Colette had moved in with Sidonie to love her and be loved in return. In view of the certain transience of her love, she felt whole for the first time in her life. It was all there. It had always been there, but she hadn’t noticed: a love of women.
The second week after she had moved in, Sidonie asked her to take her to the stones she had always longed to touch. Stonehenge, the wandering stones of Death Valley, the magical palaces of Malta and the altar stones of Palestine. Her doctor forbade her to travel. Colette flew into a rage and implored him, but he stood firm, warning of a premature death from exhaustion, and she fell silent.
Everything had been in a state of flux recently, as if the steady maelstrom of the passing days had intensified its fateful blows in an attempt to catch up on something that could no longer be reeled in—the past.
Though summer was all around, bathing the August days in Finistère in dazzling light, and the numbers of tourists were growing from day to day, their lives settled into a new pattern.
When Marianne wasn’t working at the guesthouse or for the Goichons, she got up before dawn to play the accordion beside the sea and listen to the sound of the waves spilling their secrets to her—secrets that were older than the standing stones. On her days and evenings off she would meet up with Yann, and they would visit Sidonie and Colette as often as they could. The sculptress found peace in Marianne’s embrace. Marianne told her what the sea, and its queen, Nimue, had whispered to her during their private conversations. It had said that death and life were like water. Nothing was lost. Their spirits would flow through the other world and find a new receptacle in another place and another time. A decanting of souls. She never knew she could hear the sea. But it turned out that all she had to do was listen.

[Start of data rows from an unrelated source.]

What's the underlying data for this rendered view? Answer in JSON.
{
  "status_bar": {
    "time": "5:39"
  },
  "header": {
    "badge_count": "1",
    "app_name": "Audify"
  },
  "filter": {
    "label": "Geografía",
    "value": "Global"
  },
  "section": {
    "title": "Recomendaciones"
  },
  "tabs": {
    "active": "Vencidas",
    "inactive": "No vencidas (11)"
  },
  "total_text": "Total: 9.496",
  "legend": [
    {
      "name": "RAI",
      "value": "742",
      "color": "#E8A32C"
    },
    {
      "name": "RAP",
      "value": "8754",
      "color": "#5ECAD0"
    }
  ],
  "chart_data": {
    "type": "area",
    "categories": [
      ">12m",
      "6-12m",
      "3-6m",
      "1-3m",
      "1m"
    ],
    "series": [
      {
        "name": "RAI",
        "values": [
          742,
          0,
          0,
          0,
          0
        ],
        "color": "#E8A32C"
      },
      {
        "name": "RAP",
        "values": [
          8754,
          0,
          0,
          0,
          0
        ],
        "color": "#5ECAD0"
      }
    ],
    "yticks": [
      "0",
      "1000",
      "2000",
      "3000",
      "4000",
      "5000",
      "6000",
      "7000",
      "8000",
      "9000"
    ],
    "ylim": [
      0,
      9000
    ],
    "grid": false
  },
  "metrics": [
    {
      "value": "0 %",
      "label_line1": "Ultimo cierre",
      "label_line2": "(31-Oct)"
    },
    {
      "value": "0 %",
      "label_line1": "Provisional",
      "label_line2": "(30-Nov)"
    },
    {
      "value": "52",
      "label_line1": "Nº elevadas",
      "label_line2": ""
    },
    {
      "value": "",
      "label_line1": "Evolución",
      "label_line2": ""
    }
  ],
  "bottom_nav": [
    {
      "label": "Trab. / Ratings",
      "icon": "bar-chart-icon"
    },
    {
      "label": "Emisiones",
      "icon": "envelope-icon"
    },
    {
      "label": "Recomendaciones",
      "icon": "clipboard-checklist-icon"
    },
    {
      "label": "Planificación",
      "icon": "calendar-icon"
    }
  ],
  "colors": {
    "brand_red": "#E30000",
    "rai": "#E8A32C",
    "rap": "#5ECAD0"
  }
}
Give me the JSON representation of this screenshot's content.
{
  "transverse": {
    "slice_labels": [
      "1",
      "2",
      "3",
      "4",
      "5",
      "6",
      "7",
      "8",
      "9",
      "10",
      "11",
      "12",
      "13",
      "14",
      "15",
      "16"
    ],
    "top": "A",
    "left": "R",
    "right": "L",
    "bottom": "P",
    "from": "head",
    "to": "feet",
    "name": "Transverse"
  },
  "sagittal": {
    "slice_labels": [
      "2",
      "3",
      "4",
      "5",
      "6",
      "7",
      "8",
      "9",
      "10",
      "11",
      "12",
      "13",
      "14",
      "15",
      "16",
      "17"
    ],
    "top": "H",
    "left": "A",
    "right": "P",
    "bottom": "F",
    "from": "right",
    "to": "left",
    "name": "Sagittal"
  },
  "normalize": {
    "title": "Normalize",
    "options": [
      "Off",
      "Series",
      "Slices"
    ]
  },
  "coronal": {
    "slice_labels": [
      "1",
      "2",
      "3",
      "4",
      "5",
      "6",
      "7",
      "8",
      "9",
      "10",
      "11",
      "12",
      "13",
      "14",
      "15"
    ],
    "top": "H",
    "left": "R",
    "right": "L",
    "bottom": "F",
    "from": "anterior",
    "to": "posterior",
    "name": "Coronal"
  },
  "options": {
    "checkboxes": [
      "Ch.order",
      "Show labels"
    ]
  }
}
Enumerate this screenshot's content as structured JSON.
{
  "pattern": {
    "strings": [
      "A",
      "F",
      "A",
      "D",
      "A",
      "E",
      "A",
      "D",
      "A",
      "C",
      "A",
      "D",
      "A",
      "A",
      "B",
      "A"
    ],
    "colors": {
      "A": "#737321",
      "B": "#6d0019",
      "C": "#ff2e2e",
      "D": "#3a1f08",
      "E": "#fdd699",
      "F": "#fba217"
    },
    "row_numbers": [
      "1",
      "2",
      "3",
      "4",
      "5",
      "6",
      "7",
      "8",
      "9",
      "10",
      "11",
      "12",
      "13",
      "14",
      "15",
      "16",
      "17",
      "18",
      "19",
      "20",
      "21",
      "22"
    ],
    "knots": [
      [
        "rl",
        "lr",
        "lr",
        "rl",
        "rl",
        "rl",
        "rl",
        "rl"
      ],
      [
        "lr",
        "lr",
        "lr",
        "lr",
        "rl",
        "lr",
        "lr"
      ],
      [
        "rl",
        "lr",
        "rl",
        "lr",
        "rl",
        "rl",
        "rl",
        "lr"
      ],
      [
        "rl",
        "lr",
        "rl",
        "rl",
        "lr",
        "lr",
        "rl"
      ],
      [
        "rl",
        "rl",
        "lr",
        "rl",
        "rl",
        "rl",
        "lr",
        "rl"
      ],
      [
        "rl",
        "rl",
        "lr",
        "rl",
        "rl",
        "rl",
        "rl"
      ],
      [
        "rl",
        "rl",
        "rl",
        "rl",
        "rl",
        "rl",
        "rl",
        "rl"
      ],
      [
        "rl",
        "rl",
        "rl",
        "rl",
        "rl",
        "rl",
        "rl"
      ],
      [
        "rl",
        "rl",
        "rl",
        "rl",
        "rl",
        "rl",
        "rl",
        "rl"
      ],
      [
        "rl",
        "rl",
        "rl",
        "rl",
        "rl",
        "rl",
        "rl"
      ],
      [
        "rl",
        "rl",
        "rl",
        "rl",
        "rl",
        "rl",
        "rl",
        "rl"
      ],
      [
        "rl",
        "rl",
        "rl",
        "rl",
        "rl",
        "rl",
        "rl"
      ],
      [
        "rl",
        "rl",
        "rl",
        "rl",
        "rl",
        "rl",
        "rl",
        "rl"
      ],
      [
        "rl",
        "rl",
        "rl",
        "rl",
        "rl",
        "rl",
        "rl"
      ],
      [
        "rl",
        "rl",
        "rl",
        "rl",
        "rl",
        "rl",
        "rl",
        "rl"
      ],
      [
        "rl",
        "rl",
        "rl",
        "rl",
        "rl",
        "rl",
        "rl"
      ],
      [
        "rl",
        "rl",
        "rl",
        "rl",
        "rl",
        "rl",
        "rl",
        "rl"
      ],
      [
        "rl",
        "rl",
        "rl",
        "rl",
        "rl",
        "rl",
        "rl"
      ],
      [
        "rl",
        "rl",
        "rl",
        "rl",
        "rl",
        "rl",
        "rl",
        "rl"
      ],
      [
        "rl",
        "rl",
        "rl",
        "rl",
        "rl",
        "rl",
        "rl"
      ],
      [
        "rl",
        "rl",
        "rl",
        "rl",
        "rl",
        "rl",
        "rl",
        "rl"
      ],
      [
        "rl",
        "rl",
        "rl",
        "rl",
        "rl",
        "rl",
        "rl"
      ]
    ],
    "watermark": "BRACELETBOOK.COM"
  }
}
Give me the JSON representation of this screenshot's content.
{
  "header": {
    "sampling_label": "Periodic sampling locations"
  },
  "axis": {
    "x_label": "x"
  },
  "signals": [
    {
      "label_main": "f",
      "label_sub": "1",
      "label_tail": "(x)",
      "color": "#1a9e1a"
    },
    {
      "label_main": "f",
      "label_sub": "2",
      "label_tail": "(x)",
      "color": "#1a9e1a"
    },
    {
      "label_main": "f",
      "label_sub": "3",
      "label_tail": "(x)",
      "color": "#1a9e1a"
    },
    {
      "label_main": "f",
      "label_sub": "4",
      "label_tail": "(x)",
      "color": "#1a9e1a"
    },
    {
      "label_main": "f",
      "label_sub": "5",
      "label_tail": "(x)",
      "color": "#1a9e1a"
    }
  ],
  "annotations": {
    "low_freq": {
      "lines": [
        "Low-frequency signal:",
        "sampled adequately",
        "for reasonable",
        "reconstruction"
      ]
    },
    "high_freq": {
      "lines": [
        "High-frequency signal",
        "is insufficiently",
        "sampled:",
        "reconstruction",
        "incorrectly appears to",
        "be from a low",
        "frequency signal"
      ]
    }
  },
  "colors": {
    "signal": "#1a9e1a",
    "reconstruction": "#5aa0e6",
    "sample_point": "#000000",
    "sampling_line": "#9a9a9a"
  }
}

Then, one afternoon, Colette and Sidonie were gone. A week later, Colette rang from Malta. “After all, it’s life that carries the greatest risk of death, so wouldn’t it better to do some living first?”
Having simply upped and left, they had spent a few days in Paris with Sidonie’s children in the knowledge that they would never see each other again. Sidonie had insisted on this leave-taking: her children were not to watch her die. She wanted to tell them how much she loved them and how proud of them she was, and they threw a three-day party before setting out on their travels to see the world’s most beautiful stones.